As to the Actions that could be initiated upon a word/phrase match, what are the reasonable possibilities?
- send an email notification to Admin(s)?
- record the match in a CSV file (timestamp, match phrase, URL of the post)
- Other?
Also, is the ability to establish “watch words” for Admins only, or possibly other TL’s?
The actions being considered right now are:
- Block the post
- Flag as inappropriate
- Require approval for the post
I think what @ked wants to know is would it be hard to also just give a notification when such posts occurred? Or do you think that having the messages flagged is just as effective? My concern is that we don’t want messages with “good” watched words in them to be hidden or otherwise marked as “bad,” but instead be able to take action with that person (“thanks for asking about the thing I care about, I can help”).
So you want a global site setting (vs a per-user setting) to send a notification to someone (moderators? admins?) when certain “good” words appear in posts?
I thought that these were all global settings, so I thought that the idea was that this was for admins only.
But yes, the “keyword alerts” feature that you describe is what @ked is looking for. As far as he’s concerned, having it available only to admins (read: him) would be sufficient.
I think the question is that if what he wants is “keyword alerts” would it be possible to coerce the block/flag/require approval scheme that you’re suggesting to provide admin-only keyword alerts?
As covered in the other topic, I think this approach is quite flawed.

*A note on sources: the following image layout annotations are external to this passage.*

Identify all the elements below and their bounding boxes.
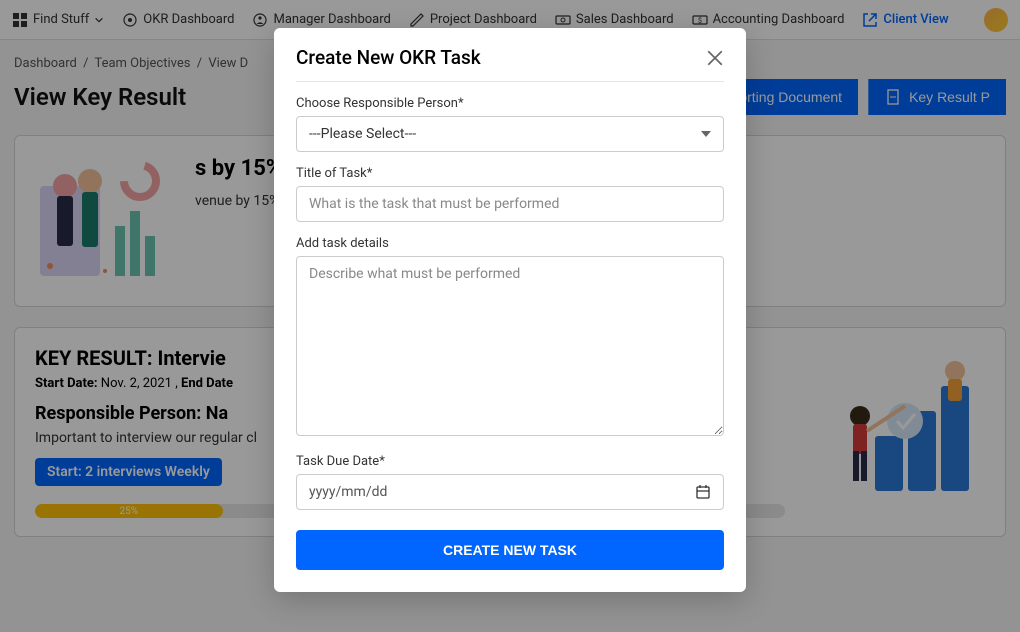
person-label: Choose Responsible Person* [296, 96, 724, 111]
calendar-icon [695, 484, 711, 500]
details-label: Add task details [296, 236, 724, 251]
person-select[interactable]: ---Please Select--- [296, 116, 724, 152]
form-group-details: Add task details [296, 236, 724, 440]
title-label: Title of Task* [296, 166, 724, 181]
date-placeholder: yyyy/mm/dd [309, 484, 695, 500]
form-group-date: Task Due Date* yyyy/mm/dd [296, 454, 724, 510]
title-input[interactable] [296, 186, 724, 222]
modal-title: Create New OKR Task [296, 46, 481, 69]
form-group-person: Choose Responsible Person* ---Please Sel… [296, 96, 724, 152]
date-label: Task Due Date* [296, 454, 724, 469]
create-task-button[interactable]: CREATE NEW TASK [296, 530, 724, 570]
form-group-title: Title of Task* [296, 166, 724, 222]
date-input[interactable]: yyyy/mm/dd [296, 474, 724, 510]
close-icon[interactable] [706, 49, 724, 67]
details-textarea[interactable] [296, 256, 724, 436]
modal-overlay[interactable]: Create New OKR Task Choose Responsible P… [0, 0, 1020, 632]
create-task-modal: Create New OKR Task Choose Responsible P… [274, 28, 746, 592]
modal-header: Create New OKR Task [296, 46, 724, 82]
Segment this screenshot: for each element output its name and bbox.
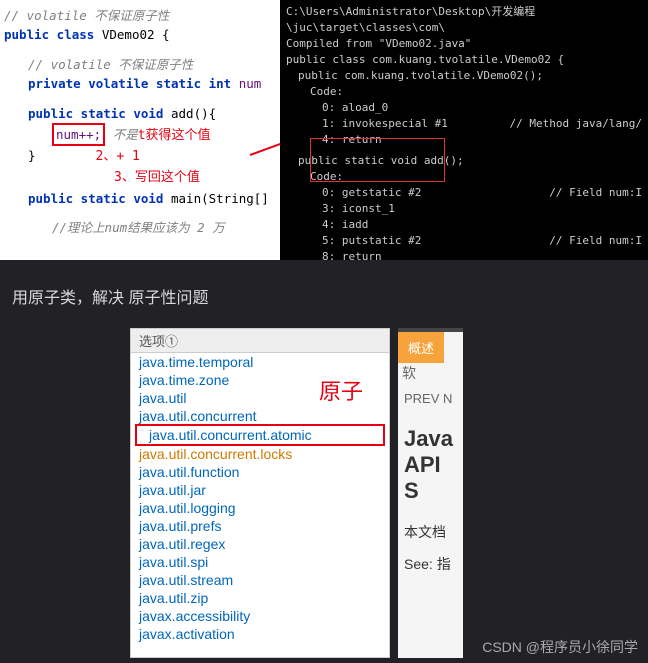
doc-title: Java API S: [398, 414, 463, 516]
bytecode-comment: // Method java/lang/: [510, 116, 642, 132]
bytecode-line: 4: iadd: [286, 217, 642, 233]
package-header: 选项①: [131, 329, 389, 353]
keyword: private volatile static int: [28, 76, 231, 91]
bytecode-line: 8: return: [286, 249, 642, 260]
package-item[interactable]: java.util.prefs: [131, 517, 389, 535]
keyword: public class: [4, 27, 94, 42]
annotation: 2、+ 1: [36, 149, 140, 164]
description-text: 用原子类，解决 原子性问题: [0, 260, 648, 328]
package-item[interactable]: java.time.temporal: [131, 353, 389, 371]
comment-line: // volatile 不保证原子性: [4, 8, 169, 23]
package-list-pane: 选项① java.time.temporaljava.time.zonejava…: [130, 328, 390, 658]
package-item[interactable]: java.util.spi: [131, 553, 389, 571]
package-item[interactable]: javax.accessibility: [131, 607, 389, 625]
arrow-icon: [250, 130, 280, 160]
bytecode-line: Compiled from "VDemo02.java": [286, 36, 642, 52]
annotation-label: 原子: [319, 374, 363, 406]
annotation: 3、写回这个值: [114, 170, 200, 185]
bytecode-line: Code:: [286, 84, 642, 100]
top-section: // volatile 不保证原子性 public class VDemo02 …: [0, 0, 648, 260]
doc-body: 本文档: [398, 516, 463, 548]
doc-pane: 概述软 PREV N Java API S 本文档 See: 指: [398, 328, 463, 658]
class-name: VDemo02 {: [102, 27, 170, 42]
bytecode-line: public com.kuang.tvolatile.VDemo02();: [286, 68, 642, 84]
brace: }: [28, 148, 36, 163]
watermark: CSDN @程序员小徐同学: [482, 637, 638, 657]
doc-body: See: 指: [398, 548, 463, 580]
bytecode-pane: C:\Users\Administrator\Desktop\开发编程\juc\…: [280, 0, 648, 260]
comment-line: // volatile 不保证原子性: [28, 57, 193, 72]
keyword: public static void: [28, 106, 163, 121]
comment-inline: 不是: [113, 127, 138, 142]
package-item[interactable]: java.util.concurrent.locks: [131, 445, 389, 463]
keyword: public static void: [28, 191, 163, 206]
package-item[interactable]: java.util.zip: [131, 589, 389, 607]
doc-nav[interactable]: PREV N: [398, 383, 463, 414]
bytecode-line: 5: putstatic #2: [322, 234, 421, 247]
package-item[interactable]: java.util.function: [131, 463, 389, 481]
bytecode-line: public class com.kuang.tvolatile.VDemo02…: [286, 52, 642, 68]
package-item[interactable]: java.util.concurrent.atomic: [141, 426, 379, 444]
bytecode-path: C:\Users\Administrator\Desktop\开发编程\juc\…: [286, 4, 642, 36]
bytecode-line: 3: iconst_1: [286, 201, 642, 217]
highlighted-code: num++;: [52, 123, 105, 146]
package-highlight-box: java.util.concurrent.atomic: [135, 424, 385, 446]
method-name: add(){: [171, 106, 216, 121]
package-item[interactable]: javax.activation: [131, 625, 389, 643]
package-item[interactable]: java.util.concurrent: [131, 407, 389, 425]
package-item[interactable]: java.util.logging: [131, 499, 389, 517]
bytecode-line: 0: aload_0: [286, 100, 642, 116]
bytecode-line: 1: invokespecial #1: [322, 117, 448, 130]
source-code-pane: // volatile 不保证原子性 public class VDemo02 …: [0, 0, 280, 260]
bytecode-highlight-box: [310, 138, 445, 182]
method-name: main(String[]: [171, 191, 269, 206]
field-name: num: [239, 76, 262, 91]
comment-line: //理论上num结果应该为 2 万: [52, 220, 225, 235]
doc-tab[interactable]: 软: [398, 359, 420, 387]
package-item[interactable]: java.util.regex: [131, 535, 389, 553]
bottom-section: 选项① java.time.temporaljava.time.zonejava…: [0, 328, 648, 658]
package-item[interactable]: java.util.jar: [131, 481, 389, 499]
package-item[interactable]: java.util.stream: [131, 571, 389, 589]
bytecode-comment: // Field num:I: [549, 185, 642, 201]
bytecode-comment: // Field num:I: [549, 233, 642, 249]
bytecode-line: 0: getstatic #2: [322, 186, 421, 199]
annotation: t获得这个值: [138, 128, 211, 143]
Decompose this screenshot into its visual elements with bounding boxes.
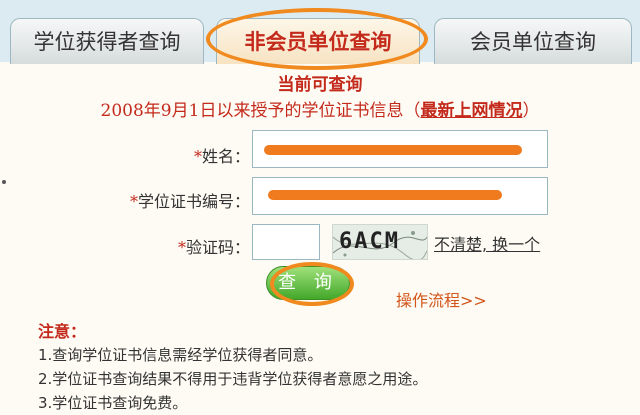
captcha-image[interactable]: 6ACM <box>332 224 428 260</box>
dot-marker <box>2 180 6 184</box>
cert-redaction <box>268 190 502 200</box>
name-label-text: 姓名： <box>201 147 250 166</box>
title-line2-close: ） <box>522 101 540 121</box>
title-line2: 2008年9月1日以来授予的学位证书信息（最新上网情况） <box>0 96 640 121</box>
cert-label-text: 学位证书编号： <box>137 192 250 211</box>
name-redaction <box>264 145 522 155</box>
note-item: 3.学位证书查询免费。 <box>38 394 188 412</box>
title-line1: 当前可查询 <box>277 75 363 95</box>
flow-link[interactable]: 操作流程>> <box>396 287 487 311</box>
highlight-ring-button <box>270 262 354 306</box>
captcha-label-text: 验证码： <box>185 238 250 257</box>
highlight-ring-tab <box>206 8 428 70</box>
name-label: *姓名： <box>120 143 250 167</box>
required-mark: * <box>177 238 186 257</box>
note-item: 1.查询学位证书信息需经学位获得者同意。 <box>38 346 323 364</box>
refresh-captcha-link[interactable]: 不清楚, 换一个 <box>434 231 540 255</box>
captcha-label: *验证码： <box>120 234 250 258</box>
latest-link[interactable]: 最新上网情况 <box>420 101 522 121</box>
note-item: 2.学位证书查询结果不得用于违背学位获得者意愿之用途。 <box>38 370 428 388</box>
required-mark: * <box>129 192 138 211</box>
captcha-text: 6ACM <box>339 229 400 254</box>
cert-label: *学位证书编号： <box>60 188 250 212</box>
tab-member[interactable]: 会员单位查询 <box>434 18 632 64</box>
title-line2-text: 2008年9月1日以来授予的学位证书信息（ <box>100 101 421 121</box>
tab-degree-holder[interactable]: 学位获得者查询 <box>10 18 204 64</box>
notes-title: 注意： <box>38 322 87 341</box>
required-mark: * <box>193 147 202 166</box>
captcha-input[interactable] <box>252 224 320 260</box>
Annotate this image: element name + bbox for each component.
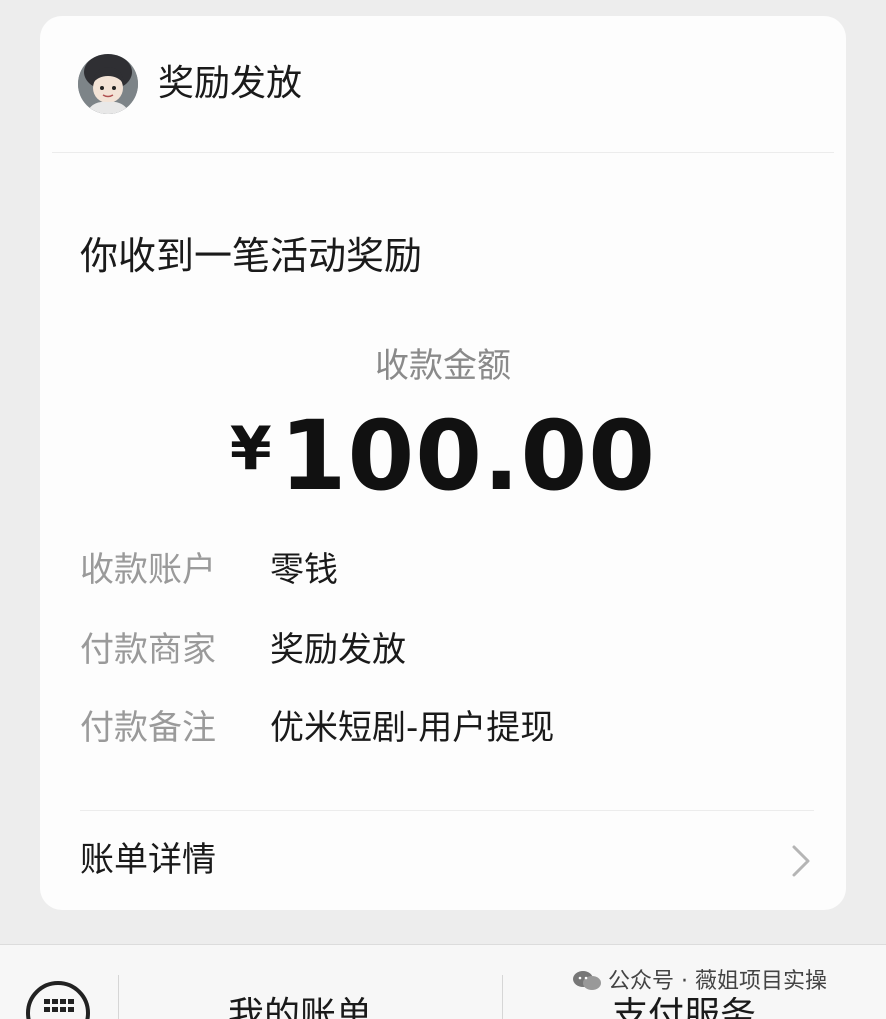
menu-my-bills[interactable]: 我的账单 (228, 991, 372, 1019)
wechat-icon (572, 970, 602, 992)
amount-display: ¥100.00 (40, 400, 846, 512)
avatar-image (78, 54, 138, 114)
sender-avatar[interactable] (78, 54, 138, 114)
sender-name: 奖励发放 (158, 63, 303, 104)
payment-notification-card: 奖励发放 你收到一笔活动奖励 收款金额 ¥100.00 收款账户 零钱 付款商家 奖… (40, 16, 846, 910)
detail-row-account: 收款账户 零钱 (80, 548, 338, 592)
detail-value: 零钱 (270, 550, 338, 590)
bottom-menu-bar: 我的账单 支付服务 公众号 · 薇姐项目实操 (0, 944, 886, 1019)
amount-label: 收款金额 (375, 346, 511, 386)
detail-label: 付款备注 (80, 708, 216, 748)
detail-label: 付款商家 (80, 630, 216, 670)
watermark: 公众号 · 薇姐项目实操 (568, 967, 831, 997)
header-divider (52, 152, 834, 153)
bill-divider (80, 810, 814, 811)
bill-details-label: 账单详情 (80, 840, 216, 880)
message-title: 你收到一笔活动奖励 (80, 234, 423, 278)
detail-value: 优米短剧-用户提现 (270, 708, 555, 748)
menu-separator (118, 975, 119, 1019)
menu-separator (502, 975, 503, 1019)
card-header: 奖励发放 (40, 16, 846, 152)
detail-label: 收款账户 (80, 550, 216, 590)
detail-row-merchant: 付款商家 奖励发放 (80, 628, 406, 672)
detail-value: 奖励发放 (270, 630, 406, 670)
keyboard-icon[interactable] (26, 981, 90, 1019)
detail-row-remark: 付款备注 优米短剧-用户提现 (80, 706, 554, 750)
currency-symbol: ¥ (229, 414, 272, 484)
bill-details-row[interactable]: 账单详情 (40, 816, 846, 906)
chevron-right-icon (788, 844, 814, 878)
amount-value: 100.00 (279, 400, 657, 512)
watermark-text: 公众号 · 薇姐项目实操 (608, 969, 827, 994)
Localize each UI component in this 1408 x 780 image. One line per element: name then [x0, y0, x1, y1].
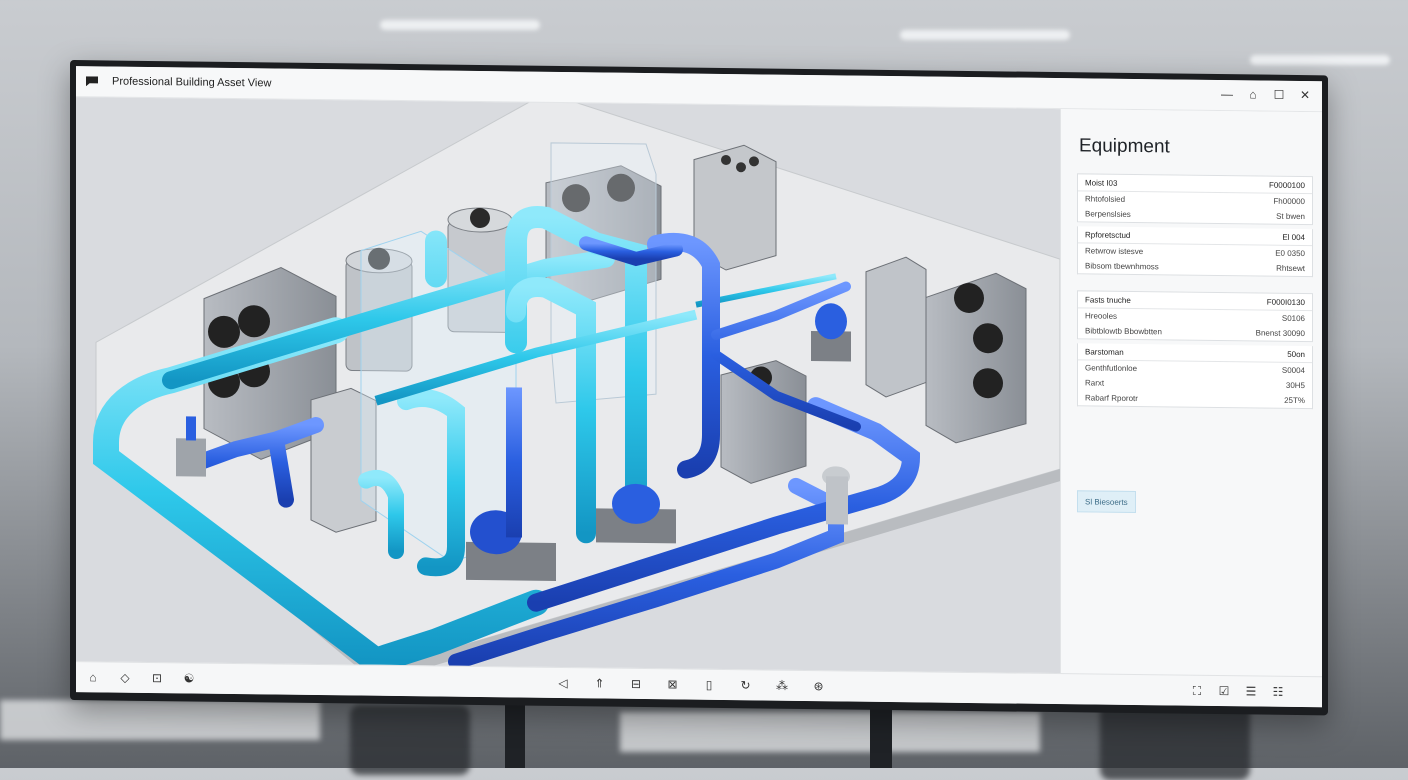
equipment-table: Barstoman 50on Genthfutlonloe S0004 Rarxt 30H…: [1077, 343, 1313, 410]
row-value: Bnenst 30090: [1255, 328, 1305, 339]
row-label: Moist I03: [1085, 177, 1118, 188]
app-logo-icon: [86, 76, 98, 86]
row-value: E0 0350: [1275, 248, 1305, 259]
home-tool-icon[interactable]: ⌂: [84, 668, 102, 686]
row-value: 30H5: [1285, 380, 1305, 391]
layers-tool-icon[interactable]: ⁂: [773, 677, 791, 695]
equipment-table: Fasts tnuche F000I0130 Hreooles S0106 Bibtbl…: [1077, 290, 1313, 343]
row-value: Fh00000: [1273, 196, 1305, 207]
equipment-table: Rpforetsctud El 004 Retwrow istesve E0 0350…: [1077, 226, 1313, 278]
3d-viewport[interactable]: [76, 97, 1060, 675]
chiller-right: [925, 272, 1027, 444]
fit-view-icon[interactable]: ⛶: [1188, 682, 1206, 700]
clipboard-tool-icon[interactable]: ▯: [700, 676, 718, 694]
app-window: Professional Building Asset View — ⌂ ☐ ✕: [76, 66, 1322, 708]
table-row[interactable]: Bibtblowtb Bbowbtten Bnenst 30090: [1078, 323, 1312, 341]
row-label: Fasts tnuche: [1085, 294, 1131, 305]
row-value: S0106: [1281, 313, 1305, 324]
row-value: Rhtsewt: [1276, 263, 1305, 274]
row-value: 25T%: [1284, 395, 1305, 406]
settings-button[interactable]: ⌂: [1244, 85, 1262, 103]
fan-coil-unit: [720, 360, 807, 484]
row-label: Rhtofolsied: [1085, 194, 1126, 204]
row-label: Genthfutlonloe: [1085, 363, 1138, 374]
equipment-table: Moist I03 F0000100 Rhtofolsied Fh00000 Berpe…: [1077, 173, 1313, 226]
row-label: Bibtblowtb Bbowbtten: [1085, 326, 1162, 337]
row-label: Retwrow istesve: [1085, 246, 1144, 257]
window-controls: — ⌂ ☐ ✕: [1218, 85, 1314, 104]
minimize-button[interactable]: —: [1218, 85, 1236, 103]
list-icon[interactable]: ☷: [1269, 683, 1287, 701]
strainer: [822, 466, 850, 525]
edit-icon[interactable]: ☑: [1215, 682, 1233, 700]
properties-icon[interactable]: ☰: [1242, 682, 1260, 700]
row-label: Rpforetsctud: [1085, 229, 1131, 240]
pan-tool-icon[interactable]: ⇑: [591, 674, 609, 692]
row-label: Hreooles: [1085, 311, 1118, 321]
row-value: St bwen: [1276, 211, 1305, 222]
navigate-tool-icon[interactable]: ◇: [116, 669, 134, 687]
close-button[interactable]: ✕: [1296, 86, 1314, 104]
panel-title: Equipment: [1079, 135, 1170, 158]
orbit-tool-icon[interactable]: ☯: [180, 669, 198, 687]
row-label: Bibsom tbewnhmoss: [1085, 261, 1159, 272]
panel-action-button[interactable]: Sl Biesoerts: [1077, 490, 1136, 514]
row-label: Rabarf Rporotr: [1085, 393, 1138, 404]
row-label: Berpenslsies: [1085, 209, 1131, 219]
equipment-panel: Equipment Moist I03 F0000100 Rhtofolsied Fh…: [1060, 109, 1322, 678]
row-label: Barstoman: [1085, 346, 1124, 357]
measure-tool-icon[interactable]: ⊛: [810, 677, 828, 695]
hvac-model-render: [93, 97, 1060, 675]
zoom-tool-icon[interactable]: ⊠: [664, 675, 682, 693]
maximize-button[interactable]: ☐: [1270, 86, 1288, 104]
row-value: El 004: [1282, 232, 1305, 242]
section-tool-icon[interactable]: ⊟: [627, 675, 645, 693]
rotate-tool-icon[interactable]: ↻: [737, 676, 755, 694]
table-row[interactable]: Berpenslsies St bwen: [1078, 206, 1312, 224]
row-label: Rarxt: [1085, 378, 1105, 388]
table-row[interactable]: Bibsom tbewnhmoss Rhtsewt: [1078, 258, 1312, 276]
row-value: S0004: [1281, 365, 1305, 376]
monitor: Professional Building Asset View — ⌂ ☐ ✕: [70, 60, 1328, 716]
row-value: F000I0130: [1266, 297, 1305, 307]
row-value: F0000100: [1268, 180, 1305, 190]
window-title: Professional Building Asset View: [112, 75, 272, 90]
table-row[interactable]: Rabarf Rporotr 25T%: [1078, 390, 1312, 408]
heat-exchanger: [865, 256, 927, 398]
frame-tool-icon[interactable]: ⊡: [148, 669, 166, 687]
row-value: 50on: [1287, 349, 1305, 359]
select-tool-icon[interactable]: ◁: [554, 674, 572, 692]
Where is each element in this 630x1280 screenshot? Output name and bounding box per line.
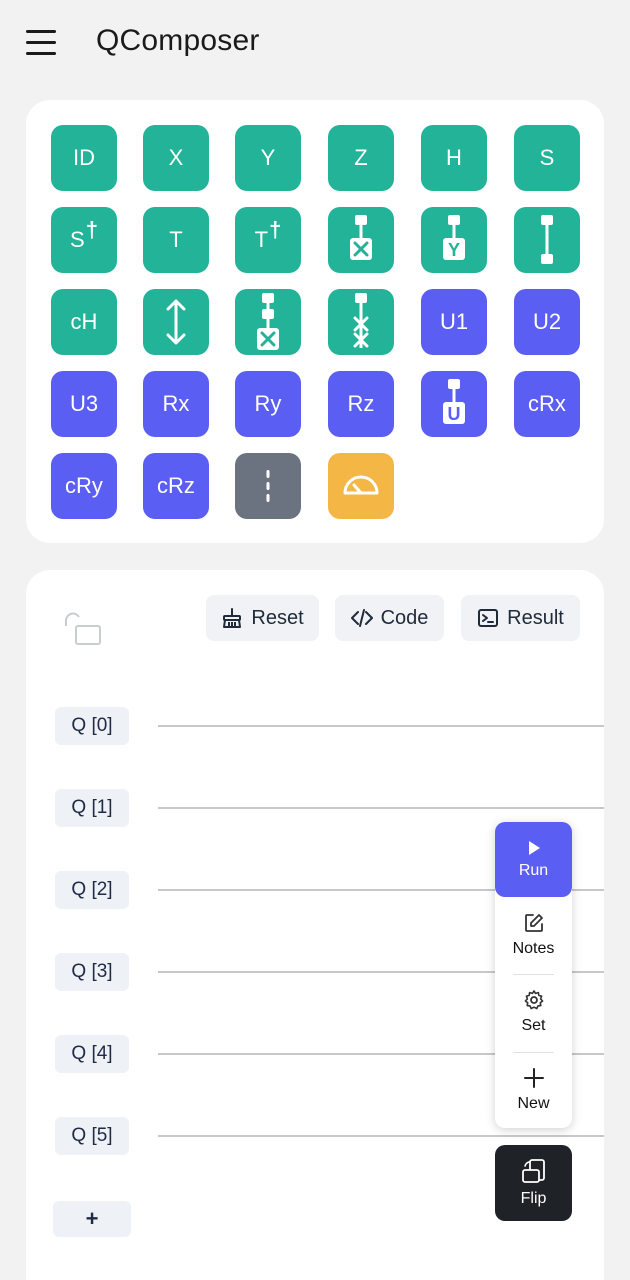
settings-button[interactable]: Set	[495, 989, 572, 1035]
qubit-label-1[interactable]: Q [1]	[55, 789, 129, 827]
gate-barrier[interactable]	[235, 453, 301, 519]
qubit-wire-5[interactable]	[158, 1135, 604, 1137]
notes-button[interactable]: Notes	[495, 912, 572, 958]
flip-label: Flip	[520, 1190, 547, 1207]
edit-note-icon	[524, 914, 543, 932]
cy-gate-icon: Y	[443, 215, 465, 260]
qubit-label-3[interactable]: Q [3]	[55, 953, 129, 991]
app-header: QComposer	[0, 0, 630, 90]
cswap-gate-icon	[353, 293, 369, 348]
gate-u2[interactable]: U2	[514, 289, 580, 355]
gate-rz[interactable]: Rz	[328, 371, 394, 437]
gate-ry[interactable]: Ry	[235, 371, 301, 437]
cu-gate-icon: U	[443, 379, 465, 424]
app-title: QComposer	[96, 24, 260, 57]
gate-cy[interactable]: Y	[421, 207, 487, 273]
svg-text:Y: Y	[448, 240, 460, 260]
code-label: Code	[380, 606, 429, 629]
hamburger-menu-icon[interactable]	[24, 28, 58, 58]
plus-icon	[523, 1068, 544, 1088]
action-panel: Run Notes Set New	[495, 822, 572, 1128]
gate-cz[interactable]	[514, 207, 580, 273]
gate-cswap[interactable]	[328, 289, 394, 355]
gate-s-dagger[interactable]: S †	[51, 207, 117, 273]
gate-cx[interactable]	[328, 207, 394, 273]
qubit-label-2[interactable]: Q [2]	[55, 871, 129, 909]
gate-id[interactable]: ID	[51, 125, 117, 191]
result-label: Result	[507, 606, 564, 629]
gate-t-dagger[interactable]: T †	[235, 207, 301, 273]
cx-gate-icon	[350, 215, 372, 260]
code-icon	[350, 609, 373, 627]
divider	[513, 974, 554, 975]
gate-crx[interactable]: cRx	[514, 371, 580, 437]
qubit-label-4[interactable]: Q [4]	[55, 1035, 129, 1073]
new-label: New	[517, 1095, 550, 1112]
play-icon	[528, 840, 540, 855]
gate-cu[interactable]: U	[421, 371, 487, 437]
ccx-gate-icon	[257, 293, 279, 350]
qubit-label-0[interactable]: Q [0]	[55, 707, 129, 745]
gate-cry[interactable]: cRy	[51, 453, 117, 519]
run-label: Run	[518, 861, 549, 879]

A better approach is saved searches, as in
- Do this search (ordered by date)
- When there are new matches in the search…
- PM me a summary (if many matches)
This gives you complete flexibility as you have the entire power of the search engine, and you can determine how often it runs, etc.
Also all we need to do is store date the last search was run, and the highest (most recent) date of search match. So it’s pretty simple from a data storage perspective.
Seems like a great approach to me!
A couple of possibilities/thoughts:
- a way to delete searches no longer of interest would be handy
- what would be the best way to regulate the timing of the searches?
- could there be an optional tie to the Data Explorer plugin (assuming it’s being used of course) that could be leveraged in conjunction with this feature?
- as for the UI, I very much like the use of a column-sortable Table
This looks like exactly what @ked is looking for. Is this feature on the timeline?
@neil is working on it now, as a plugin.
If there were a way for users to have a topic list tab for saved searches, that may also be a way to address this feature request.
hi @neil, was this ever completed? I have a use case now where a member of my CISO team is responsible for answering questions on GDPR. It would be much easier for him to get a notification / PM when someone mentions it instead of me doing it for him.
Yes, @awlogan it was implemented in the Saved Searches plugin. It’s installed here on meta, so have a look in your user preferences and look in the “Saved Searches” section.